As you know by now, the rumors have been flying, fueled in large part by shoddy reporting at the New York Times – of all places. Then on Wednesday, there was an important development in the story. By Thursday, the only media reporting about it was the Washington Times. Then on Friday, Buzzfeed had an article about it.

In a little noticed brief, filed on Wednesday to a federal court, Department of Justice lawyers outlined a comprehensive defense of the contentious decision by Hillary Clinton to wipe the private email server she used as secretary of state: The attorneys assert that, regardless of whether she used a personal or government account, Clinton was within her legal right to handpick the emails that qualified as federal records — and to delete the ones she deemed personal.
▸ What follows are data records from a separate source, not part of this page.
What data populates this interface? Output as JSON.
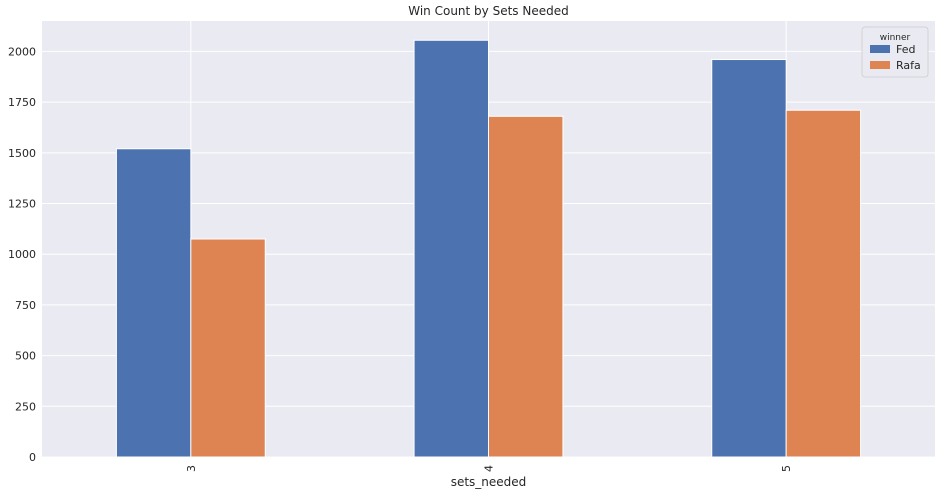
{
  "chart_data": {
    "type": "bar",
    "title": "Win Count by Sets Needed",
    "xlabel": "sets_needed",
    "ylabel": "",
    "categories": [
      "3",
      "4",
      "5"
    ],
    "series": [
      {
        "name": "Fed",
        "values": [
          1520,
          2055,
          1960
        ],
        "color": "#4c72b0"
      },
      {
        "name": "Rafa",
        "values": [
          1075,
          1680,
          1710
        ],
        "color": "#dd8452"
      }
    ],
    "ylim": [
      0,
      2150
    ],
    "yticks": [
      0,
      250,
      500,
      750,
      1000,
      1250,
      1500,
      1750,
      2000
    ],
    "legend": {
      "title": "winner",
      "placement": "top-right"
    },
    "grid": true,
    "background_color": "#eaeaf2",
    "grid_color": "#ffffff"
  }
}
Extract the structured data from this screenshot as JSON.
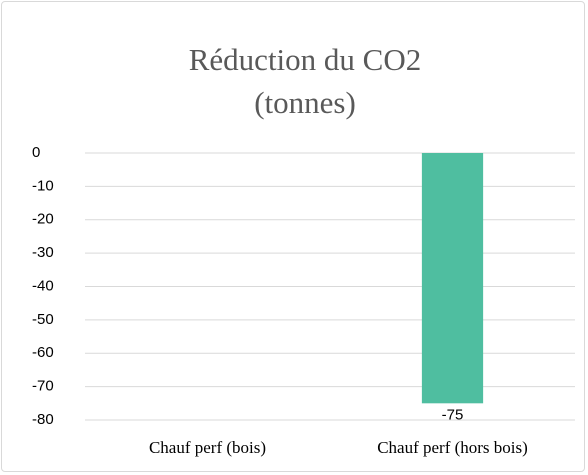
{
  "chart_data": {
    "type": "bar",
    "title": "Réduction du CO2 (tonnes)",
    "categories": [
      "Chauf perf (bois)",
      "Chauf perf (hors bois)"
    ],
    "values": [
      null,
      -75
    ],
    "color": "#4fbea0",
    "ylim": [
      -80,
      0
    ],
    "yticks": [
      0,
      -10,
      -20,
      -30,
      -40,
      -50,
      -60,
      -70,
      -80
    ],
    "grid": true
  }
}
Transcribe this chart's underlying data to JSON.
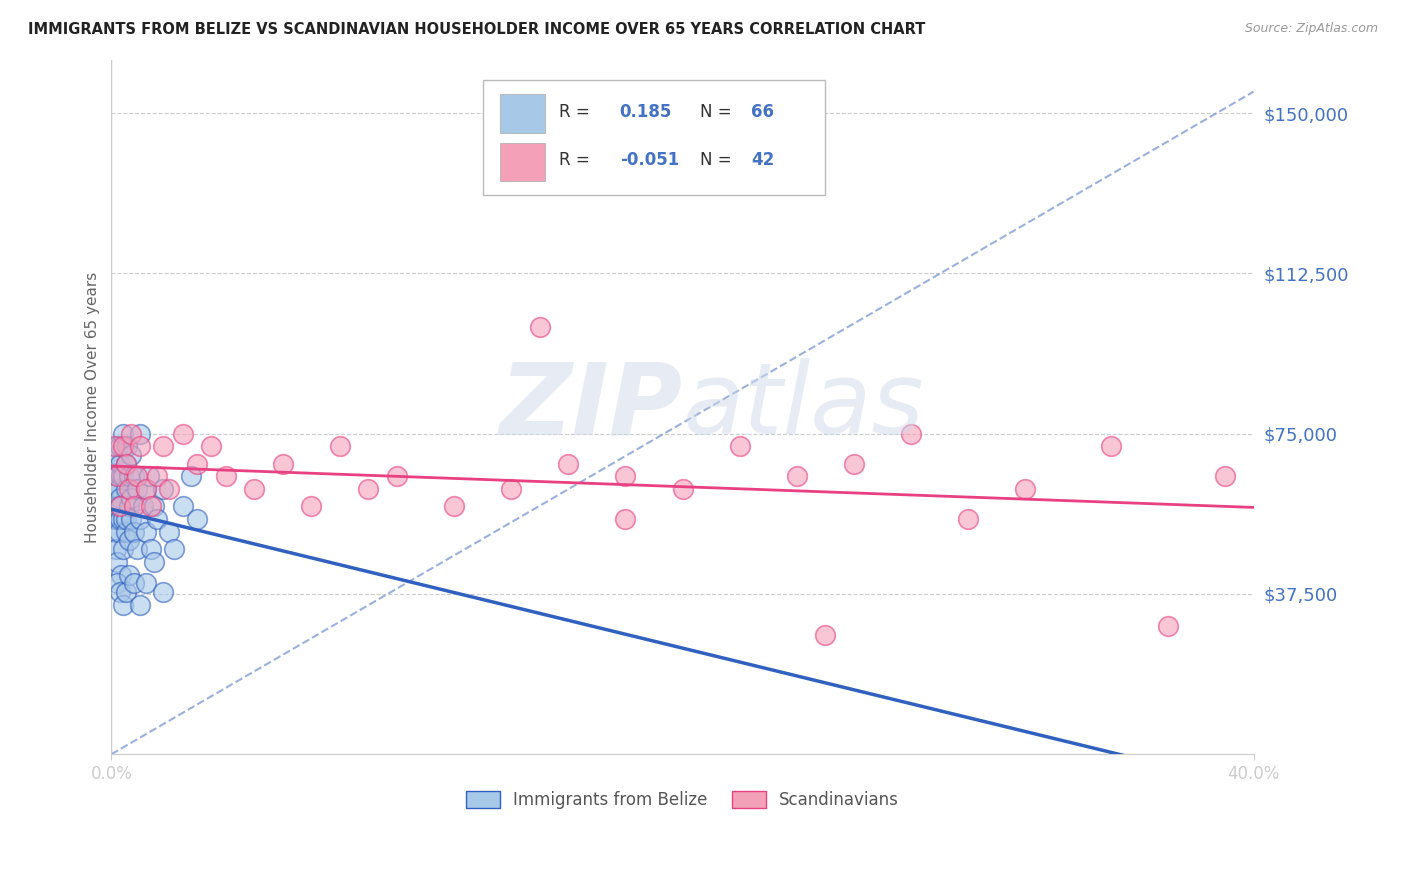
{
  "title": "IMMIGRANTS FROM BELIZE VS SCANDINAVIAN HOUSEHOLDER INCOME OVER 65 YEARS CORRELATION CHART",
  "source": "Source: ZipAtlas.com",
  "ylabel": "Householder Income Over 65 years",
  "xlim": [
    0.0,
    0.4
  ],
  "ylim": [
    0,
    162500
  ],
  "yticks": [
    0,
    37500,
    75000,
    112500,
    150000
  ],
  "ytick_labels": [
    "",
    "$37,500",
    "$75,000",
    "$112,500",
    "$150,000"
  ],
  "background_color": "#ffffff",
  "grid_color": "#cccccc",
  "blue_color": "#a8c8e8",
  "pink_color": "#f4a0b8",
  "blue_line_color": "#3060c0",
  "pink_line_color": "#e84080",
  "dash_line_color": "#7090d0",
  "label1": "Immigrants from Belize",
  "label2": "Scandinavians",
  "watermark_zip": "ZIP",
  "watermark_atlas": "atlas",
  "belize_x": [
    0.0005,
    0.0008,
    0.001,
    0.001,
    0.0012,
    0.0015,
    0.0015,
    0.0018,
    0.002,
    0.002,
    0.002,
    0.002,
    0.0022,
    0.0025,
    0.0025,
    0.003,
    0.003,
    0.003,
    0.003,
    0.003,
    0.0032,
    0.0035,
    0.004,
    0.004,
    0.004,
    0.004,
    0.005,
    0.005,
    0.005,
    0.005,
    0.0055,
    0.006,
    0.006,
    0.006,
    0.007,
    0.007,
    0.007,
    0.008,
    0.008,
    0.009,
    0.009,
    0.01,
    0.01,
    0.011,
    0.012,
    0.012,
    0.013,
    0.014,
    0.015,
    0.016,
    0.018,
    0.02,
    0.022,
    0.025,
    0.028,
    0.03,
    0.002,
    0.003,
    0.004,
    0.005,
    0.006,
    0.008,
    0.01,
    0.012,
    0.015,
    0.018
  ],
  "belize_y": [
    55000,
    62000,
    70000,
    58000,
    52000,
    48000,
    62000,
    72000,
    65000,
    55000,
    58000,
    45000,
    70000,
    52000,
    62000,
    68000,
    55000,
    60000,
    72000,
    58000,
    65000,
    42000,
    65000,
    55000,
    75000,
    48000,
    62000,
    52000,
    68000,
    55000,
    72000,
    50000,
    58000,
    65000,
    60000,
    55000,
    70000,
    52000,
    65000,
    62000,
    48000,
    75000,
    55000,
    58000,
    62000,
    52000,
    65000,
    48000,
    58000,
    55000,
    62000,
    52000,
    48000,
    58000,
    65000,
    55000,
    40000,
    38000,
    35000,
    38000,
    42000,
    40000,
    35000,
    40000,
    45000,
    38000
  ],
  "scand_x": [
    0.001,
    0.002,
    0.003,
    0.004,
    0.005,
    0.006,
    0.007,
    0.008,
    0.009,
    0.01,
    0.012,
    0.014,
    0.016,
    0.018,
    0.02,
    0.025,
    0.03,
    0.035,
    0.04,
    0.05,
    0.06,
    0.07,
    0.08,
    0.09,
    0.1,
    0.12,
    0.14,
    0.16,
    0.18,
    0.2,
    0.22,
    0.24,
    0.26,
    0.28,
    0.3,
    0.32,
    0.35,
    0.37,
    0.39,
    0.15,
    0.25,
    0.18
  ],
  "scand_y": [
    72000,
    65000,
    58000,
    72000,
    68000,
    62000,
    75000,
    58000,
    65000,
    72000,
    62000,
    58000,
    65000,
    72000,
    62000,
    75000,
    68000,
    72000,
    65000,
    62000,
    68000,
    58000,
    72000,
    62000,
    65000,
    58000,
    62000,
    68000,
    55000,
    62000,
    72000,
    65000,
    68000,
    75000,
    55000,
    62000,
    72000,
    30000,
    65000,
    100000,
    28000,
    65000
  ]
}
“There is no question that former Secretary Clinton had authority to delete personal emails without agency supervision — she appropriately could have done so even if she were working on a government server,” write the Justice Department attorneys, representing the State Department in the brief. The lawyers add that under policies issued by the State Department and by NARA, the National Archives and Records Administration, government employees “are permitted and expected to exercise judgment to determine what constitutes a federal record.”

By Friday night, major news outlets like the Associated Press had the story and then (finally!) the New York Times ran with it (they were clearly not the “paper of record” on this one).

I am not one that buys into conspiracy theories about how news outlets have political biases (other than Fox News, of course). But it has been fascinating to watch some of them jump at the first rumor of wrongdoing on the part of Hillary Clinton and then be so slow to provide facts that exonerate her. It’s not so clear that another old saying – “better late than never” – gives them much cover.